The last thing Robert did before sleep claimed him was to take the gun and some bullets from the camera bag which was supplementing Ann’s shorts as her pillow. The cold metal added nothing to the comfort of his own bunched-up shirt, but it added a great deal to his peace of mind, even though he took the considerable risk of setting it to automatic after he had loaded up. He was so exhausted that even the gnawing in his belly could not keep him awake for long — nor could the sight of Ann curled seductively so close at hand. He was idly pondering the paradox of the way in which her brief plain cotton underwear enhanced the attractiveness of a body he had just seen utterly exposed with no conscious reaction at all when he fell into a deep, dark slumber.

* * *

The smell of the fire was enough to keep the herd of elephants well away from them and the tall pachyderms finished their wallow and returned through the dead strip of jungle to the red plains beyond to spend a restless night searching for something to assuage the hunger which had replaced the urgency of thirst in their massive bodies. They were not the only animals moving among the dead trees, but even the most desperate of the predators was wary of the fire and so the two defenceless humans slept on in relative safety for the first few hours at least.
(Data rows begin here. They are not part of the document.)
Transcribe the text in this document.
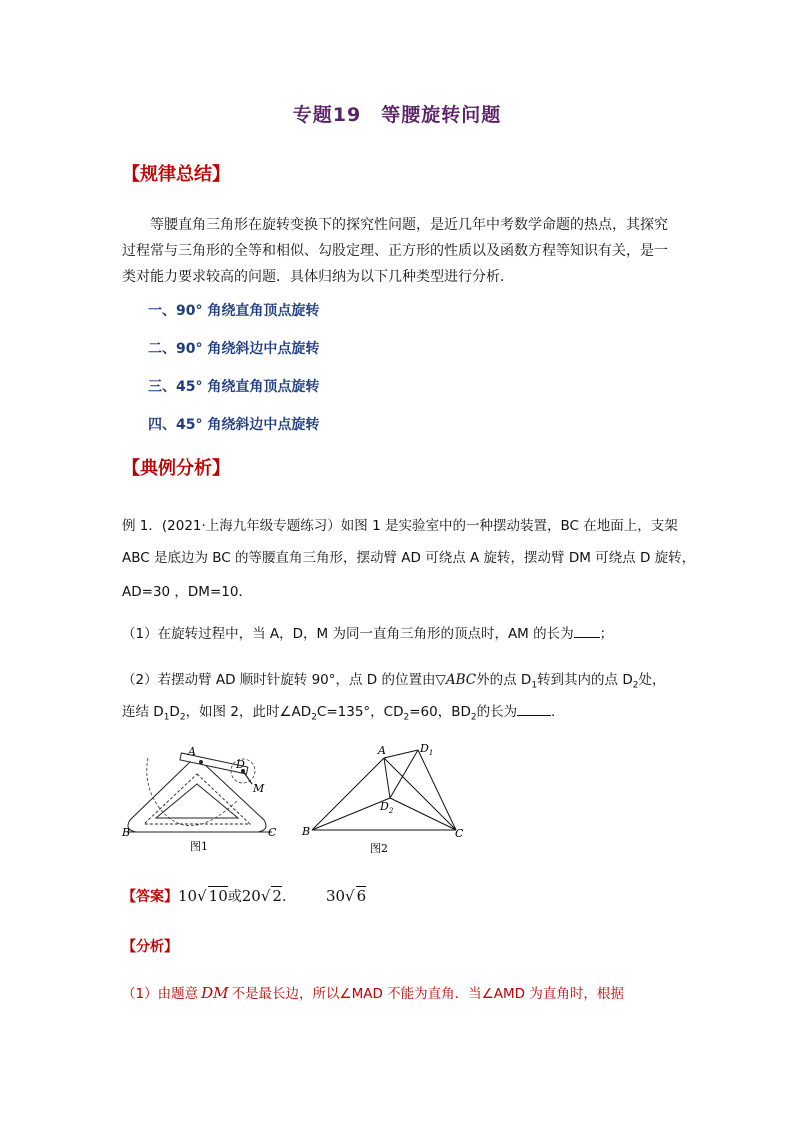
专题19　等腰旋转问题
【规律总结】
等腰直角三角形在旋转变换下的探究性问题，是近几年中考数学命题的热点，其探究
过程常与三角形的全等和相似、勾股定理、正方形的性质以及函数方程等知识有关，是一
类对能力要求较高的问题．具体归纳为以下几种类型进行分析.
一、90° 角绕直角顶点旋转
二、90° 角绕斜边中点旋转
三、45° 角绕直角顶点旋转
四、45° 角绕斜边中点旋转
【典例分析】
例 1．(2021·上海九年级专题练习）如图 1 是实验室中的一种摆动装置，BC 在地面上，支架
ABC 是底边为 BC 的等腰直角三角形，摆动臂 AD 可绕点 A 旋转，摆动臂 DM 可绕点 D 旋转，
AD=30 ，DM=10．
（1）在旋转过程中，当 A，D，M 为同一直角三角形的顶点时，AM 的长为 ；
（2）若摆动臂 AD 顺时针旋转 90°，点 D 的位置由▽ABC外的点 $D_1$转到其内的点 $D_2$处，
连结 $D_1D_2$，如图 2，此时$\angle AD_2C=135^\circ$，$CD_2=60$，$BD_2$的长为	．
A
D
M
B	C
图1
A	$D_1$
$D_2$
B	C
图2
【答案】10√ 10或20√ 2． 30√ 6
【分析】
（1）由题意 DM 不是最长边，所以∠MAD 不能为直角．当∠AMD 为直角时，根据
The leopard was old. Wounded in a cull and crippled with disease, it had been reduced to chasing injured or sickly birds in the days when Julius Karanga was president. In the years since, it had scavenged around the outskirts of N’Kuru villages, taking die odd goat, the occasional unwary dog, every now and then a child. It had been lucky to survive this long but now its luck was running out. The smell of the fire held no fears for its wise old nostrils, for this was not the stench of fire uncontrolled. Rather, it was a smell it knew well, which told of village camp fires, of offal to be scavenged, of soft, weak, unwary prey. Had it been capable of surprise, it might have wondered that there was no odour of roasting meat or boiling maize; but it was not. It was too hungry and intent upon feeding its hunger.

It came through the forest silently in the blackest moment of the night just before moonrise, and paused to look across the makeshift campsite from the edge of the forest. It noted the two still forms beyond the brightness of the fire and heard the restless rustle of their breathing. Saliva washed down the long channel of its mouth and all its claws slid out. Drooling with excitement, it filled the night with the hunting roar it had hardly used in the last decade and charged.

Robert jerked awake to see a bright yellow streak rushing towards him at unbelievable speed. He was sitting up almost before his eyes had opened and he was at such a point of tension that he fired the gun before he was properly awake. There was no thought of taking aim, no supple flick of switch, no red dot. He pointed at the middle of the thing and pulled the trigger.

‘ANN!’ he screamed as he fired, tearing his throat with the power of the sound he was making.

The leopard, recognising the muzzle flashes, turned, but too late. The bullets spat into its wounded shoulder and flipped it over into the fire. With its oily fur beginning to smoulder, the wounded animal writhed in the heart of the pile of glowing branches, scattering them hither and yon. From side to side it rolled, wildly trying to regain its feet. Its mangy, shaggy coat was on fire before it pulled itself to its feet and, blinded by die flames as its beard and whiskers ignited, its nostrils blocked by the stench of its own pelt burning, its ears all but deafened by its own wild screams, it charged again.